As of 2001 India census, Dhatrigram had a population of 9,609. Males constitute 52% of the population and females 48%. Dhatrigram has an average literacy rate of 68%, higher than the national average of 59.5%: male literacy is 76% and, female literacy is 60%. In Dhatrigram, 11% of the population is under 6 years of age.

==Economy==
It is a weaving centre with a name for cotton and silk saris.
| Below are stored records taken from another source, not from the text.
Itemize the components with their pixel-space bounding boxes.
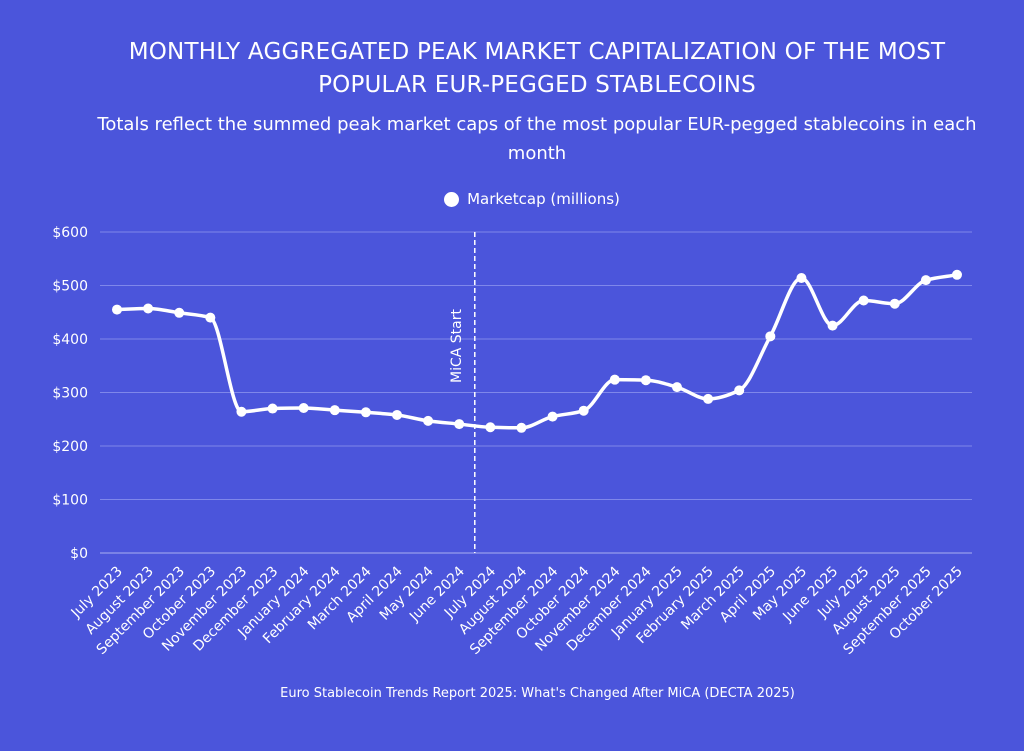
chart-legend[interactable]: Marketcap (millions) [0,190,1024,208]
data-point [640,375,651,386]
data-point [329,405,340,416]
data-point [174,307,185,318]
data-point [423,415,434,426]
y-tick-label: $100 [52,493,88,509]
y-tick-label: $600 [52,225,88,241]
data-point [236,406,247,417]
chart-title: MONTHLY AGGREGATED PEAK MARKET CAPITALIZ… [128,39,946,98]
y-tick-label: $200 [52,439,88,455]
legend-marker-icon [444,191,460,207]
data-point [298,403,309,414]
data-point [392,409,402,420]
data-point [578,405,589,416]
y-tick-label: $0 [70,546,88,562]
y-tick-label: $400 [52,332,88,348]
data-point [205,312,216,323]
data-point [360,407,371,418]
data-point [827,320,838,331]
data-point [485,422,496,433]
mica-start-label: MiCA Start [449,309,465,383]
data-point [143,303,154,314]
data-point [889,298,900,309]
data-point [734,385,745,396]
data-point [703,393,714,404]
data-point [454,419,465,430]
data-point [547,411,558,422]
data-point [609,374,620,385]
data-point [267,403,278,414]
data-point [952,269,962,280]
data-point [112,304,122,315]
data-point [796,273,807,284]
data-point [765,331,776,342]
series-line [115,273,959,430]
chart-source: Euro Stablecoin Trends Report 2025: What… [280,686,795,701]
data-point [858,295,869,306]
chart-subtitle: Totals reflect the summed peak market ca… [97,114,977,164]
y-tick-label: $500 [52,279,88,295]
data-point [516,422,527,433]
data-point [920,275,931,286]
y-tick-label: $300 [52,386,88,402]
legend-label: Marketcap (millions) [467,190,620,208]
data-point [672,382,682,393]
About 32,00,000 people commute daily from around the city to Kolkata. Thirty-eight trains transport commuters from 45 stations in the Howrah-Katwa section.

==Infrastructure==
As per the District Census Handbook 2011, Dhatrigram covered an area of 2.6 km^{2}. It had 1.2 km roads. Amongst the medical facilities, the nearest nursing home was 7 km away and the nearest veterinary hospital was 7 km away. It had 2 primary schools. The nearest secondary school was 1.5 km away at Gram Kalna and the nearest senior secondary school was 13 km away at Kalna.

==Transport==
Dhatrigram railway station is 91 km from Howrah and situated on the Bandel-Katwa Branch Line.

==Education==
Dhatrigram has many primary and two higher secondary schools
1. Dhatrigram High School
2. Dhatrigram Balika Vidyalaya
3. Gramkalna High School.

==Culture==
Saraswati & Jagatdhatri Puja is celebrated in Dhatigram and many cultural programmes are held during this occasion.